How REITs Work: Ultimate Guide
Real estate investment vehicles provide one of the surest ways of gaining access to reliable income-generating assets. However, investing in real estate, especially commercial real estate, can at times cost a fortune, beyond the reach of most people.
It is for this reason that Real Estate investment Trusts (REITs) came into being in the 1960’s, in a bid to make it possible for people to pool resources to invest in valuable real estate properties.
What is a REIT?
A Real Estate Investment Trust is essentially a corporation that pools investor’s capital to invest and manage real estate properties as well as mortgages. Considered as one of the most effective vehicles for investing in properties, REITs allow people to own properties the same way they would invest in other industries through stocks of companies.
The same way people benefit from holding company’s stocks, REITs stockholders are entitled to a share of any income produced through investments made in various properties.
How REITs work
REITs operate as externally managed trusts, whereby unit holders raise money by taking part in an Initial Public Offering. Real estate properties depending on area of specialization are normally bought using the funds bought from the IPO. For example, there are REITs formed with the sole purpose of investing in property types such as offices, hotels, apartments and shopping centers.
Tenants who lease or rent acquired property pay rent on a monthly or quarterly basis, thereby accounting for REITs Rental income. The amount of rental income raised is what goes to form payouts made to unitholders/ investors upon deduction of management costs.
Some of the costs that REITs incur include manager’s fees, property manager’s fees, and trustee fees. REITs that hold properties in foreign jurisdiction at times do bear some form of taxes, which account for some of the costs deducted from profits prior to distributions.
REITs are required to distribute at least 90% of their taxable income to shareholders upon deduction of all expenses. Unlike public companies, REITs cannot retain their earnings for whatsoever reason. In most jurisdiction REITs don’t pay tax. However, shareholders pay taxes on the dividends they receive as distribution.
Publicly listed REITs trade in the stock market just like other stocks. However, there are those that are registered by various regulatory authorities but don’t trade in the market.

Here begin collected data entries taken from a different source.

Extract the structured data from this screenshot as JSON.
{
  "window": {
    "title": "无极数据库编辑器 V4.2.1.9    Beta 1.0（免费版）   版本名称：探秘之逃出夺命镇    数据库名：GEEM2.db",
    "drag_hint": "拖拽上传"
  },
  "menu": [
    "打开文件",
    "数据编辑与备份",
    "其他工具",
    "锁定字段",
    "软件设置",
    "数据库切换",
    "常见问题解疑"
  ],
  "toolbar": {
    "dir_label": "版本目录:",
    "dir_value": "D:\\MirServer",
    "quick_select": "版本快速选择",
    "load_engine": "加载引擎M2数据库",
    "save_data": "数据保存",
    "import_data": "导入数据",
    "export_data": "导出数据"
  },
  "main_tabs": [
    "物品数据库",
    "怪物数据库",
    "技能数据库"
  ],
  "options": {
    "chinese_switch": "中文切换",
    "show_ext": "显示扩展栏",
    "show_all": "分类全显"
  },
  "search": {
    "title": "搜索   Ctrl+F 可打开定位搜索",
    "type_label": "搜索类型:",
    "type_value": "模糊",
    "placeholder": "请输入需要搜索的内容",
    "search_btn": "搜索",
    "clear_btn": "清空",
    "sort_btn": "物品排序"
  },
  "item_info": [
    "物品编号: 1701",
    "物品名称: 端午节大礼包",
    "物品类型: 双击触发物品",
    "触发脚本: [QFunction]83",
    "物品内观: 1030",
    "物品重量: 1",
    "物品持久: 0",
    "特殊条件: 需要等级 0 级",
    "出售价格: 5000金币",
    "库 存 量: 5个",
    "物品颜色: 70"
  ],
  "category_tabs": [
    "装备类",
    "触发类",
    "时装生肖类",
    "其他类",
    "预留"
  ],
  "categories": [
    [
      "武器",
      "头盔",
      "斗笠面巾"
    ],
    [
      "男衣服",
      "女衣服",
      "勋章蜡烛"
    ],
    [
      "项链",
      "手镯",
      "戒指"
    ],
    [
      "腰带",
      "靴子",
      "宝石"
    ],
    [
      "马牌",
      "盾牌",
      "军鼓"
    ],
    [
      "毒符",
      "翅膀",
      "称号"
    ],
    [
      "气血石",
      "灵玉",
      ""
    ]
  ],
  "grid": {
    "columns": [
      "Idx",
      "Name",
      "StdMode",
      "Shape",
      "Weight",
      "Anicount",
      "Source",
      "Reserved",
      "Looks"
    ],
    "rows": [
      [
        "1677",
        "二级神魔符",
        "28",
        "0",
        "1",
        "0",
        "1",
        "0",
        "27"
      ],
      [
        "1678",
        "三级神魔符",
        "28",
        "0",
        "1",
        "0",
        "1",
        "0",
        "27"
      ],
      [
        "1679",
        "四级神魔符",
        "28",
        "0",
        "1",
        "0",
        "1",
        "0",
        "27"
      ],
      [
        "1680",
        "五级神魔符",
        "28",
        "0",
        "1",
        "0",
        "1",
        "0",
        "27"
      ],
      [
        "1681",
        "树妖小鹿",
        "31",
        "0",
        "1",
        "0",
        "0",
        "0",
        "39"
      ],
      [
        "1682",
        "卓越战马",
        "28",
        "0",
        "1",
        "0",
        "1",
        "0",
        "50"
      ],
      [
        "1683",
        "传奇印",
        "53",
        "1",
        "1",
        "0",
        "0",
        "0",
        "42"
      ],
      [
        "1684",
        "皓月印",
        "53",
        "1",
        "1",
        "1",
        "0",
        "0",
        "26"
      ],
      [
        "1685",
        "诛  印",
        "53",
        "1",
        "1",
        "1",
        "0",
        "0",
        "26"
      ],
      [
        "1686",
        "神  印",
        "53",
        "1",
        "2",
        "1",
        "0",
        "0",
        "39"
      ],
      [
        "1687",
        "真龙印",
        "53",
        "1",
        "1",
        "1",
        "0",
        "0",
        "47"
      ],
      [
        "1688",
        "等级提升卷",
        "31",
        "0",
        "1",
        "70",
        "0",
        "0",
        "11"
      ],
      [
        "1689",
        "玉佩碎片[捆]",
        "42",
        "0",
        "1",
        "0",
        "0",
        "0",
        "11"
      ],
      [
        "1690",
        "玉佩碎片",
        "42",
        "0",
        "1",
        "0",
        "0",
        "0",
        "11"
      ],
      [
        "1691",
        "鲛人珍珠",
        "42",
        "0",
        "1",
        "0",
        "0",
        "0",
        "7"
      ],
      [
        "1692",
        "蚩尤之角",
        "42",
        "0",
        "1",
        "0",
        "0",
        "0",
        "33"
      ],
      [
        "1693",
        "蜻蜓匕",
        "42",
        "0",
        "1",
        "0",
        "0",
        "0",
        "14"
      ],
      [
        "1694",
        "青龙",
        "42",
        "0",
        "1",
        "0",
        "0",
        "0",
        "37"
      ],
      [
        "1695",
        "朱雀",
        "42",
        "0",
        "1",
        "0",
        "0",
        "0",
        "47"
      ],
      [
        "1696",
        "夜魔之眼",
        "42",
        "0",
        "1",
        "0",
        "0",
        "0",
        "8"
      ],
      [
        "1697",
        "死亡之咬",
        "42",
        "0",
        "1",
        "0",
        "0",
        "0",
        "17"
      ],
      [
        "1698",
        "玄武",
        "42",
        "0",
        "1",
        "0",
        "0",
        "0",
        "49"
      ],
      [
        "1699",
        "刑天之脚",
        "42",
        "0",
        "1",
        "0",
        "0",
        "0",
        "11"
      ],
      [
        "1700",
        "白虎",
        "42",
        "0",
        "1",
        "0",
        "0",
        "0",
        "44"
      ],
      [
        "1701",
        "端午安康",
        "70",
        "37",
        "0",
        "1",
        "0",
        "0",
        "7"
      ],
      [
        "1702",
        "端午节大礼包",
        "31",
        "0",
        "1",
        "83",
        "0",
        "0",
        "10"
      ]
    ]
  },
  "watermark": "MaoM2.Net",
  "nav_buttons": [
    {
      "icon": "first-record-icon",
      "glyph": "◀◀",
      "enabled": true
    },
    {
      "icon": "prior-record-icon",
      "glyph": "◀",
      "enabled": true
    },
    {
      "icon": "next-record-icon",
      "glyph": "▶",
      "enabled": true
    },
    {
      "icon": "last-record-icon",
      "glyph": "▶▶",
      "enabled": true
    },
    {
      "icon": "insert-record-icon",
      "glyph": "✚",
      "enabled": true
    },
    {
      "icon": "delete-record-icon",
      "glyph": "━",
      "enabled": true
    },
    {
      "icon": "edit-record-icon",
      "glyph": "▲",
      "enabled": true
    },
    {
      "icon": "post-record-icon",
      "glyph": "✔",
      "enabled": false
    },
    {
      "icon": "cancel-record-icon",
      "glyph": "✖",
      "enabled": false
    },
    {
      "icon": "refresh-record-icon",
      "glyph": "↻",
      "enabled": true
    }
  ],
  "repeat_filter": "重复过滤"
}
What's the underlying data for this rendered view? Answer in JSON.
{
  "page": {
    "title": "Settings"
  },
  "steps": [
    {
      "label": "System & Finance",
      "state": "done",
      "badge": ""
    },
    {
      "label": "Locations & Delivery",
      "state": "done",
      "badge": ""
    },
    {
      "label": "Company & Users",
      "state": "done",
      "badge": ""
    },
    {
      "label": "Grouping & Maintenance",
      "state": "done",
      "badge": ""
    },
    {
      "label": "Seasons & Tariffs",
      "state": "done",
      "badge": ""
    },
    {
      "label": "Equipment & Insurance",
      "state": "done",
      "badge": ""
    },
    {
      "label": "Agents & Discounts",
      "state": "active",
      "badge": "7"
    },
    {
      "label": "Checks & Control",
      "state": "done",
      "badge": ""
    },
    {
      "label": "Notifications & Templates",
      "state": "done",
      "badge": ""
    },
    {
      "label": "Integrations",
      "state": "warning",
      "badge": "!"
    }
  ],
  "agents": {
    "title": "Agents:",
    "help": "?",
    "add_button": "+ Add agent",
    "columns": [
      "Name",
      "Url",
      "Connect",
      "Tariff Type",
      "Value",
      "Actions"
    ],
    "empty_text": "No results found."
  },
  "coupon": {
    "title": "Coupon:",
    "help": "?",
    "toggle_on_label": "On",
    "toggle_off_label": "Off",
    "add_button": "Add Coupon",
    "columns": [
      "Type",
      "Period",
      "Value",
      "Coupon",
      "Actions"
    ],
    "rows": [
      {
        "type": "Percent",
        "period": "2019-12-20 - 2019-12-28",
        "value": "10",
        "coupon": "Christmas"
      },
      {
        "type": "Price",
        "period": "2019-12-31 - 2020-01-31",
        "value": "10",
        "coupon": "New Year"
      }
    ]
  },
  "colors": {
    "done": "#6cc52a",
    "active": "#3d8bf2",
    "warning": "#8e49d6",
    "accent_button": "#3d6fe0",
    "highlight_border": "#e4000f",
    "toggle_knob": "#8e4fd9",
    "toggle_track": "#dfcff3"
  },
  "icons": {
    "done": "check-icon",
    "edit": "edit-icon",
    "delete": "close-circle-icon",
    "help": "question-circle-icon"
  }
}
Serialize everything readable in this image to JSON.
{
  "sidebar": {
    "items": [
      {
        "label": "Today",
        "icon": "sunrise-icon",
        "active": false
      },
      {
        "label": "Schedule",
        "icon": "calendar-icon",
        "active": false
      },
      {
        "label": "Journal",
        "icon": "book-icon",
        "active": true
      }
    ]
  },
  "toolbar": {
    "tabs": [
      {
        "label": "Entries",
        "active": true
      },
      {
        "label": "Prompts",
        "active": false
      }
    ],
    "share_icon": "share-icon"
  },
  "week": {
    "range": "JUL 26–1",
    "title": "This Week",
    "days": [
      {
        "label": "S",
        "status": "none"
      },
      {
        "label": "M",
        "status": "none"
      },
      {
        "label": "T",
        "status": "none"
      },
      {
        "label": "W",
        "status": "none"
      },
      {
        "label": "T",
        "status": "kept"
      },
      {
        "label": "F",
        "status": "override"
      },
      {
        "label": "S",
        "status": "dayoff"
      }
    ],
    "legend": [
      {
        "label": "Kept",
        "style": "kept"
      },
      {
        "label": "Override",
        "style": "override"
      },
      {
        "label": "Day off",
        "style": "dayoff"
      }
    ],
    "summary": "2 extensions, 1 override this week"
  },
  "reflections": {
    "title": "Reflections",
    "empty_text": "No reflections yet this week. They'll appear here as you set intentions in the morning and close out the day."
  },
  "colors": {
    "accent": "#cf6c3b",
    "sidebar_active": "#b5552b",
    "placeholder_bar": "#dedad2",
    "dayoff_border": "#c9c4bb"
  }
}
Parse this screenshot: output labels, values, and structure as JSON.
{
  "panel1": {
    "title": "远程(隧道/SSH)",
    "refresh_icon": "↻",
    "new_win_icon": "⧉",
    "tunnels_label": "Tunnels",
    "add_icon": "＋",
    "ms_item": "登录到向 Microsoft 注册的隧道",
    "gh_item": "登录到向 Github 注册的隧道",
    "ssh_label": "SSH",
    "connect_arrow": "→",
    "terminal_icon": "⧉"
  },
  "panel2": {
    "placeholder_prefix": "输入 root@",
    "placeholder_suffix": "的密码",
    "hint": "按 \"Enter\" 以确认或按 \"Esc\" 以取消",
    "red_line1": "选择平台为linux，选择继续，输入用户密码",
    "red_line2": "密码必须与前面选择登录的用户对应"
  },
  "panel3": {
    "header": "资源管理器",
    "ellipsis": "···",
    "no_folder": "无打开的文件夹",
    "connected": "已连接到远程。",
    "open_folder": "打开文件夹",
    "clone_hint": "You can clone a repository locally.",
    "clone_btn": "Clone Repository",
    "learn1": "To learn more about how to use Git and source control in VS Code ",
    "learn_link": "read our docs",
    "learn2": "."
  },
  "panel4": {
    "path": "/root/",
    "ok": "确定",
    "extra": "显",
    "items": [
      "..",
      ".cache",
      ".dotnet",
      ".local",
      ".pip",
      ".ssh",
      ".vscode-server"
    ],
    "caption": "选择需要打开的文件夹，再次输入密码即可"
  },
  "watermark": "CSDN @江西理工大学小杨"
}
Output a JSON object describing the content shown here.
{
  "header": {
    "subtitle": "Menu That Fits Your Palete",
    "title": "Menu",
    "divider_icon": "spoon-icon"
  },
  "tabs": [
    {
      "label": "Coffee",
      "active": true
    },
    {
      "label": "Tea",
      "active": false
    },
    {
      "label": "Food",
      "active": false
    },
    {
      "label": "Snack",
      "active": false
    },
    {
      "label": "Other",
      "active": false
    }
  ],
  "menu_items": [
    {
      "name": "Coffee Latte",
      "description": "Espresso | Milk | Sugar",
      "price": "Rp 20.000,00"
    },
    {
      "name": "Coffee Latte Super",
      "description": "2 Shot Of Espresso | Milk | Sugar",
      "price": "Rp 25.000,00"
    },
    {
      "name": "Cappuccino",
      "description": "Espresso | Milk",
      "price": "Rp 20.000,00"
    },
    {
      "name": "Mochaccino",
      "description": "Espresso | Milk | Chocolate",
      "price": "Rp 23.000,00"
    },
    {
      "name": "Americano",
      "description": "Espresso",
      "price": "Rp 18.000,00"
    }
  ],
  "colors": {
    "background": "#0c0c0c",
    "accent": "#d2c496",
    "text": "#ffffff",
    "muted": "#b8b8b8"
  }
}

Trustees act as custodians tasked with the responsibility of ensuring a REITs compliance to all applicable rules. Such individuals hold assets on behalf of unitholders and protect their rights. Trustee fees are some of the costs deducted from profits prior to deductions.
Upon the pooling of resources from investors, it is the work of REIT Managers/ Property managers to come up with ideas on where to invest the funds. Managers, in this case, manage REITs by setting and executing the strategic direction for generating a unit holder’s value.
For instance, they explore which properties to acquire as well as which to divest. For their services, they charge a fee which most of the time includes a base fee as well as a performance fee. In some instances, managers charge acquisition and divestment fees.
REIT Managers appoint property managers and task them with the responsibility of managing underlying real estate properties. Some of the responsibilities include renting out properties to achieve the desired tenancy levels as well as collecting rental income.
Property managers also carry out marketing campaigns to attract shoppers and tenants in addition to ensuring the well upkeep of properties. Property managers in return charge a fee for their services.
For a real estate investment vehicle to qualify as a REIT, it must have at least 75% of its total funds and assets invested in property or treasuries. A REIT must also generate at least two thirds of its gross income from rental income as well as interest in mortgages or from property sales.
A REIT must also distribute a minimum of 90% of its taxable income to shareholders or unit holders in the form of dividends each year. A REIT must have more than 100 unit holders and a Board of directors. No one investor should own more than 50% of shares of a REIT.
How to Invest In REITs
Income-focused investors can invest in REITs by simply purchasing shares of their favorite REITs directly on an open exchange. It is also possible to invest in such assets through mutual funds that specialize in a public real estate.
Before investing in a REIT, it is important to consider what the REIT invests in. Sector and geography are some of the important things to look at. It would also be wise to analyze a REITs structure taking into consideration the people managing underlying assets. In this case, one can look at the management quality as well as track record and strategy for growth.
Going through the prospectus, to understand the rights and interests of unit-holders should also come into play. One should also have a clear understanding of the expected frequency and timing of dividend payments
Just like other investments, REITs do come with their fair share of risks that any serious investor should take into consideration before making an investment decision.
Market Risk remains one of the biggest risks that face public REITs. The fact that these REITs trade in the stock exchange means their prices are always subject to forces of supply and demand.
Income Risk: Contrary to perception, REITs don’t make distribution all the time. Higher costs, as well as low tenancy level and market conditions, may significantly hurt REITs ability to generate profits for distribution.
Leverage Risk: REITs that use too much debt to finance acquisition always expose investors to greater risks in case things goes wrong. For instance, in times of insolvency, REIT assets are usually auctioned and the funds used to clear debts first.